We believe this legislative history tends to confirm our view that the Act's privacy provisions were its impetus and focus. Although Congress did not overlook law enforcement needs in formulating the statute, neither were those needs the primary motivator for the enactment. See S. Rep. No. 99-541, at 3 (in drafting SCA, Senate Judiciary Committee sought "to protect privacy interests in personal and proprietary information, while protecting the Government's legitimate law enforcement needs").
Taken as a whole, the legislative history tends to confirm our view that the focus of the SCA's warrant provisions is on protecting users' privacy interests in stored communications.
E. Extraterritoriality of the Warrant
Having thus determined that the Act focuses on user privacy, we have little trouble concluding that execution of the Warrant would constitute an unlawful extraterritorial application of the Act. See Morrison, 561 U.S. at 266-67, 130 S.Ct. 2869; RJR Nabisco, 579 U.S. at ___, 136 S.Ct. 2090.
The information sought in this case is the content of the electronic communications of a Microsoft customer. The content to be seized is stored in Dublin. The record is silent regarding the citizenship and location of the customer. Although the Act's focus on the customer's privacy might suggest that the customer's actual location or citizenship would be important to the extraterritoriality analysis, it is our view that the invasion of the customer's privacy takes place under the SCA where the customer's protected content is accessed — here, where it is seized by Microsoft, acting as an agent of the government. Because the content subject to the Warrant is located in, and would be seized from, the Dublin datacenter, the conduct that falls within the focus of the SCA would occur outside the United States, regardless of the customer's location and regardless of Microsoft's home in the United States. Cf. Riley v. California, ___ U.S. ___, 134 S.Ct. 2473, 2491, 189 L.Ed.2d 430 (2014) (noting privacy concern triggered by possibility that search of arrestee's cell phone may inadvertently access data stored on the "cloud," thus extending "well beyond papers and effects in the physical proximity" of the arrestee). ***
***Thus, to enforce the Warrant, insofar as it directs Microsoft to seize the contents of its customer's communications stored in Ireland, constitutes an unlawful extraterritorial application of the Act.

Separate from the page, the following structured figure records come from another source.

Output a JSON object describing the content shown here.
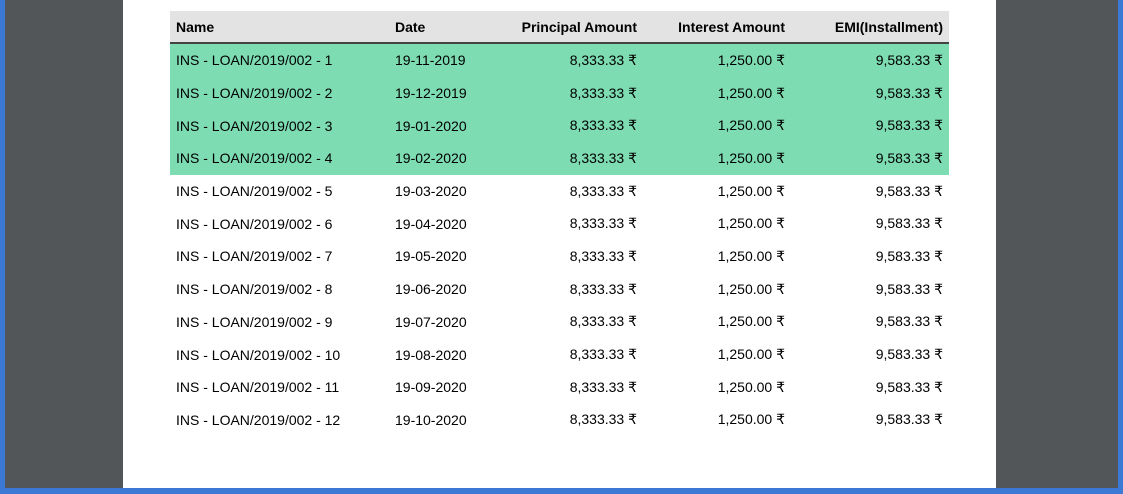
{
  "table": {
    "columns": [
      "Name",
      "Date",
      "Principal Amount",
      "Interest Amount",
      "EMI(Installment)"
    ],
    "highlight_color": "#7ddcb1",
    "rows": [
      {
        "name": "INS - LOAN/2019/002 - 1",
        "date": "19-11-2019",
        "principal": "8,333.33 ₹",
        "interest": "1,250.00 ₹",
        "emi": "9,583.33 ₹",
        "highlighted": true
      },
      {
        "name": "INS - LOAN/2019/002 - 2",
        "date": "19-12-2019",
        "principal": "8,333.33 ₹",
        "interest": "1,250.00 ₹",
        "emi": "9,583.33 ₹",
        "highlighted": true
      },
      {
        "name": "INS - LOAN/2019/002 - 3",
        "date": "19-01-2020",
        "principal": "8,333.33 ₹",
        "interest": "1,250.00 ₹",
        "emi": "9,583.33 ₹",
        "highlighted": true
      },
      {
        "name": "INS - LOAN/2019/002 - 4",
        "date": "19-02-2020",
        "principal": "8,333.33 ₹",
        "interest": "1,250.00 ₹",
        "emi": "9,583.33 ₹",
        "highlighted": true
      },
      {
        "name": "INS - LOAN/2019/002 - 5",
        "date": "19-03-2020",
        "principal": "8,333.33 ₹",
        "interest": "1,250.00 ₹",
        "emi": "9,583.33 ₹",
        "highlighted": false
      },
      {
        "name": "INS - LOAN/2019/002 - 6",
        "date": "19-04-2020",
        "principal": "8,333.33 ₹",
        "interest": "1,250.00 ₹",
        "emi": "9,583.33 ₹",
        "highlighted": false
      },
      {
        "name": "INS - LOAN/2019/002 - 7",
        "date": "19-05-2020",
        "principal": "8,333.33 ₹",
        "interest": "1,250.00 ₹",
        "emi": "9,583.33 ₹",
        "highlighted": false
      },
      {
        "name": "INS - LOAN/2019/002 - 8",
        "date": "19-06-2020",
        "principal": "8,333.33 ₹",
        "interest": "1,250.00 ₹",
        "emi": "9,583.33 ₹",
        "highlighted": false
      },
      {
        "name": "INS - LOAN/2019/002 - 9",
        "date": "19-07-2020",
        "principal": "8,333.33 ₹",
        "interest": "1,250.00 ₹",
        "emi": "9,583.33 ₹",
        "highlighted": false
      },
      {
        "name": "INS - LOAN/2019/002 - 10",
        "date": "19-08-2020",
        "principal": "8,333.33 ₹",
        "interest": "1,250.00 ₹",
        "emi": "9,583.33 ₹",
        "highlighted": false
      },
      {
        "name": "INS - LOAN/2019/002 - 11",
        "date": "19-09-2020",
        "principal": "8,333.33 ₹",
        "interest": "1,250.00 ₹",
        "emi": "9,583.33 ₹",
        "highlighted": false
      },
      {
        "name": "INS - LOAN/2019/002 - 12",
        "date": "19-10-2020",
        "principal": "8,333.33 ₹",
        "interest": "1,250.00 ₹",
        "emi": "9,583.33 ₹",
        "highlighted": false
      }
    ]
  }
}
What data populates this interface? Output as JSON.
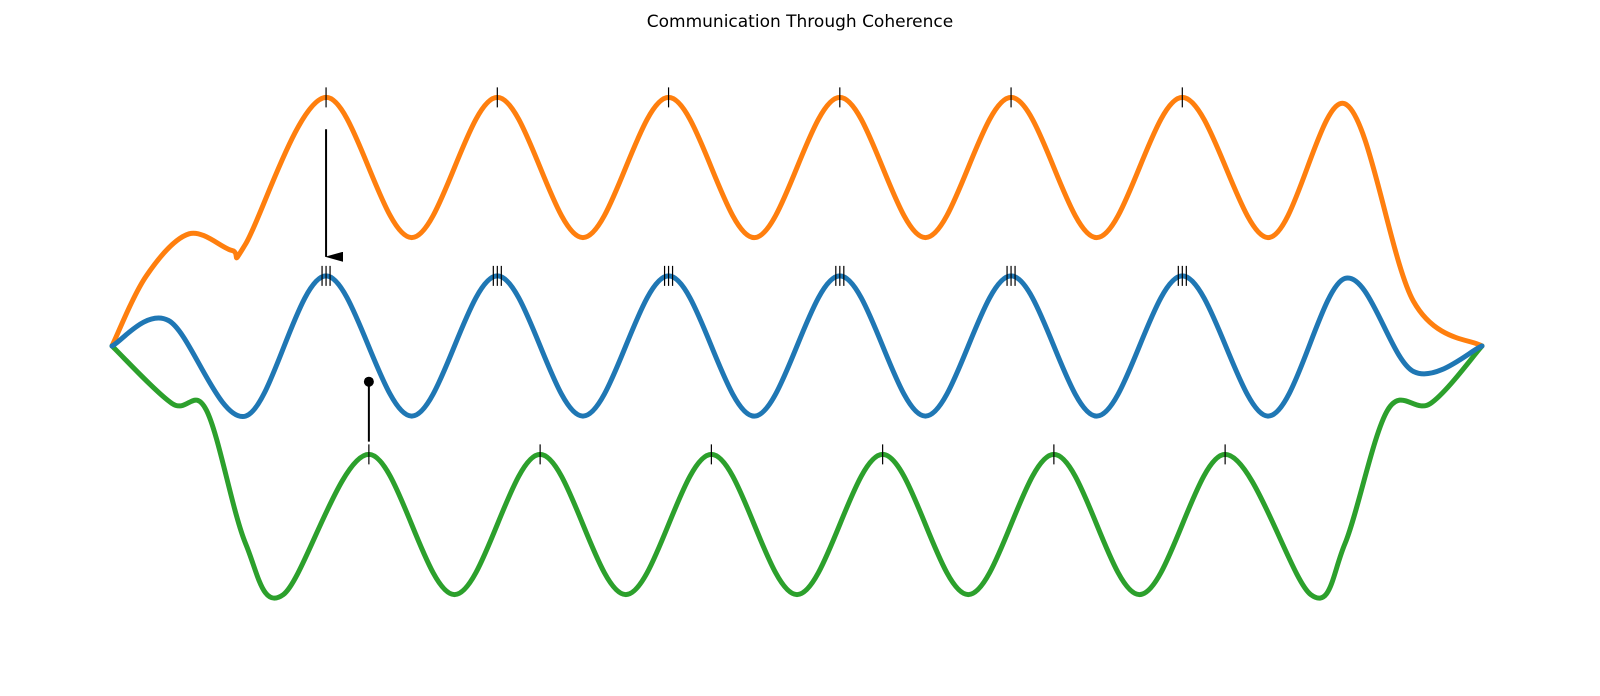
{
  "chart_data": {
    "type": "line",
    "title": "Communication Through Coherence",
    "xlabel": "",
    "ylabel": "",
    "xlim": [
      0,
      8
    ],
    "ylim": [
      -2.4,
      2.4
    ],
    "grid": false,
    "axes_visible": false,
    "series": [
      {
        "color": "#ff7f0e",
        "offset": 1.4,
        "role": "sender",
        "points": [
          [
            0,
            0
          ],
          [
            0.2,
            0.55
          ],
          [
            0.45,
            0.88
          ],
          [
            0.7,
            0.75
          ],
          [
            0.78,
            0.8
          ],
          [
            1.25,
            1.95
          ],
          [
            1.75,
            0.85
          ],
          [
            2.25,
            1.95
          ],
          [
            2.75,
            0.85
          ],
          [
            3.25,
            1.95
          ],
          [
            3.75,
            0.85
          ],
          [
            4.25,
            1.95
          ],
          [
            4.75,
            0.85
          ],
          [
            5.25,
            1.95
          ],
          [
            5.75,
            0.85
          ],
          [
            6.25,
            1.95
          ],
          [
            6.75,
            0.85
          ],
          [
            7.2,
            1.9
          ],
          [
            7.6,
            0.35
          ],
          [
            8,
            0
          ]
        ],
        "peak_marks_x": [
          1.25,
          2.25,
          3.25,
          4.25,
          5.25,
          6.25
        ]
      },
      {
        "color": "#1f77b4",
        "offset": 0,
        "role": "receiver",
        "points": [
          [
            0,
            0
          ],
          [
            0.33,
            0.2
          ],
          [
            0.78,
            -0.55
          ],
          [
            1.25,
            0.55
          ],
          [
            1.75,
            -0.55
          ],
          [
            2.25,
            0.55
          ],
          [
            2.75,
            -0.55
          ],
          [
            3.25,
            0.55
          ],
          [
            3.75,
            -0.55
          ],
          [
            4.25,
            0.55
          ],
          [
            4.75,
            -0.55
          ],
          [
            5.25,
            0.55
          ],
          [
            5.75,
            -0.55
          ],
          [
            6.25,
            0.55
          ],
          [
            6.75,
            -0.55
          ],
          [
            7.2,
            0.53
          ],
          [
            7.6,
            -0.2
          ],
          [
            8,
            0
          ]
        ],
        "peak_marks_x": [
          1.25,
          2.25,
          3.25,
          4.25,
          5.25,
          6.25
        ],
        "peak_mark_style": "triple"
      },
      {
        "color": "#2ca02c",
        "offset": -1.4,
        "role": "non-coherent",
        "points": [
          [
            0,
            0
          ],
          [
            0.35,
            -0.45
          ],
          [
            0.55,
            -0.5
          ],
          [
            0.78,
            -1.55
          ],
          [
            1.0,
            -1.95
          ],
          [
            1.5,
            -0.85
          ],
          [
            2.0,
            -1.95
          ],
          [
            2.5,
            -0.85
          ],
          [
            3.0,
            -1.95
          ],
          [
            3.5,
            -0.85
          ],
          [
            4.0,
            -1.95
          ],
          [
            4.5,
            -0.85
          ],
          [
            5.0,
            -1.95
          ],
          [
            5.5,
            -0.85
          ],
          [
            6.0,
            -1.95
          ],
          [
            6.5,
            -0.85
          ],
          [
            7.0,
            -1.95
          ],
          [
            7.2,
            -1.55
          ],
          [
            7.45,
            -0.5
          ],
          [
            7.7,
            -0.45
          ],
          [
            8,
            0
          ]
        ],
        "peak_marks_x": [
          1.5,
          2.5,
          3.5,
          4.5,
          5.5,
          6.5
        ]
      }
    ],
    "annotations": [
      {
        "kind": "arrow",
        "x": 1.25,
        "y_from": 1.7,
        "y_to": 0.7,
        "color": "#000000"
      },
      {
        "kind": "blocked_stem",
        "x": 1.5,
        "y_from": -0.75,
        "y_to": -0.28,
        "color": "#000000"
      }
    ]
  }
}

We conclude that Congress did not intend the SCA's warrant provisions to apply extraterritorially. The focus of those provisions is protection of a user's privacy interests. Accordingly, the SCA does not authorize a U.S. court to issue and enforce an SCA warrant against a United States-based service provider for the contents of a customer's electronic communications stored on servers located outside the United States. The SCA warrant in this case may not lawfully be used to compel Microsoft to produce to the government the contents of a customer's e-mail account stored exclusively in Ireland.
Because Microsoft has otherwise complied with the Warrant, it has no remaining lawful obligation to produce materials to the government.
We therefore REVERSE the District Court's denial of Microsoft's motion to quash; we VACATE its order holding Microsoft in civil contempt of court; and we REMAND this cause to the District Court with instructions to quash the warrant insofar as it demands user content stored outside of the United States.